Spectrofluorimetric study on fluorescence quenching of tyrosine and l‐tryptophan by the aniracetam cognition enhancer drug: quenching mechanism using Stern–Volmer and double‐log plots

• Published in: Luminescence (Chichester, England) Vol. 35; no. 5; pp. 728 - 737
• Main Authors: Hassan, Said Abd El‐Monem, Ahmed, Soheir Abd El‐Fatah, Helmy, Aya Hosam, Youssef, Nadia Fayek
• Format: Journal Article
• Language: English
• Published: England Wiley Subscription Services, Inc 01.08.2020
• Subjects: amino acids fluorophores; aniracetam; Aqueous solutions; Cognition; double‐log plots; Drugs; Fluorescence; Fluorescent Dyes - chemistry; Kinetics; Laboratory tests; Molecular Structure; Nootropic Agents - analysis; pH effects; Pyrrolidinones - analysis; Quality control; Quenching; Reaction kinetics; Reaction time; Spectrometry, Fluorescence; Stern–Volmer plots; Stoichiometry; Tryptophan; Tryptophan - chemistry; Tyrosine; Tyrosine - chemistry; Ultraviolet spectra; Stern-Volmer plots; amino acids fluorophores; double-log plots; quenching; aniracetam
• ISSN: 1522-7235; 1522-7243
• DOI: 10.1002/bio.3778

A novel approach on fluorescence quenching of tyrosine and l‐tryptophan is presented for spectrofluorimetric determination of aniracetam in drug substances and products.

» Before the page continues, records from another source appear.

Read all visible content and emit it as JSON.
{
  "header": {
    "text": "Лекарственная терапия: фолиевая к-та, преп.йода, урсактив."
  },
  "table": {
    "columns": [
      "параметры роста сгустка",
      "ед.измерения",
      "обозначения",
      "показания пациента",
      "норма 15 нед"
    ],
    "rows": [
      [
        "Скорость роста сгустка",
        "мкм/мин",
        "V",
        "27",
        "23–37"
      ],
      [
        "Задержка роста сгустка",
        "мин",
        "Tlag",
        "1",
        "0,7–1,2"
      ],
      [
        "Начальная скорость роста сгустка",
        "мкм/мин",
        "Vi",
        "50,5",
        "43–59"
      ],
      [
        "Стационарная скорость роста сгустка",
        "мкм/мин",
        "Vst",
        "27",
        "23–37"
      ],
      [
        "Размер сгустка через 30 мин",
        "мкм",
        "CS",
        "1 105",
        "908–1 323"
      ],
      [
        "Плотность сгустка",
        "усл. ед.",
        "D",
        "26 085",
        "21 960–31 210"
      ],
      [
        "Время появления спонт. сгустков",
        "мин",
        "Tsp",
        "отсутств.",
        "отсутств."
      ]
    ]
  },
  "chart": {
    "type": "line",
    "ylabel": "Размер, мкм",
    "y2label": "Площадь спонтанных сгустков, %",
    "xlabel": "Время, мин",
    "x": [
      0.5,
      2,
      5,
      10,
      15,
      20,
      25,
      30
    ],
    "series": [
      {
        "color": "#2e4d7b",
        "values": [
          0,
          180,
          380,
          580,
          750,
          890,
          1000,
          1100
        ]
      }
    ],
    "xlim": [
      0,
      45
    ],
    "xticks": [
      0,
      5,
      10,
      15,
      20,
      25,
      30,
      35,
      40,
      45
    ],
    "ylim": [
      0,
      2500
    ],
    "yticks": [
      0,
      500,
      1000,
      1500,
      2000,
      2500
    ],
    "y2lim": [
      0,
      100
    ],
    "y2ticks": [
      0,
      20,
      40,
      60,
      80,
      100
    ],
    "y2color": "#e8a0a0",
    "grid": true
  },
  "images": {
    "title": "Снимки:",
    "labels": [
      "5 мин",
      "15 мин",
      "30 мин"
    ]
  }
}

The quenching mechanism was investigated using Stern–Volmer plots and ultraviolet spectra figures of quencher–fluorophore mixtures. Binding constant and stoichiometry were calculated using double‐log plots. The spectrofluorimetric method was optimized for the experimental conditions affecting fluorescence quenching including fluorophore concentration, diluent, and reaction time. Moreover, the pH‐rate profile of aniracetam was studied using simple kinetics and found to be stable within the pH range 5–8. Fluorescence quenching of tyrosine and l‐tryptophan were observed on addition of aniracetam in aqueous medium at pH 5.5–6.5. Aniracetam quenched the fluorescence of tyrosine and l‐tryptophan in the concentration range 1–20 μg/ml and 0.3–20 μg/ml, respectively, with binomial relationships between quenching values (ΔF) and aniracetam concentration. Limits of detection were found to be 0.10 μg/ml for tyrosine–aniracetam and 0.14 μg/ml for l‐tryptophan–aniracetam. Method validation was performed as per ICH guidelines and demonstrated that the developed spectrofluorimetric method was accurate, precise, specific, and suitable for analysis of aniracetam in routine quality control laboratories. All experimental materials and solvents used are eco‐friendly, indicating that the cited spectrofluorimetric procedure is an excellent green method.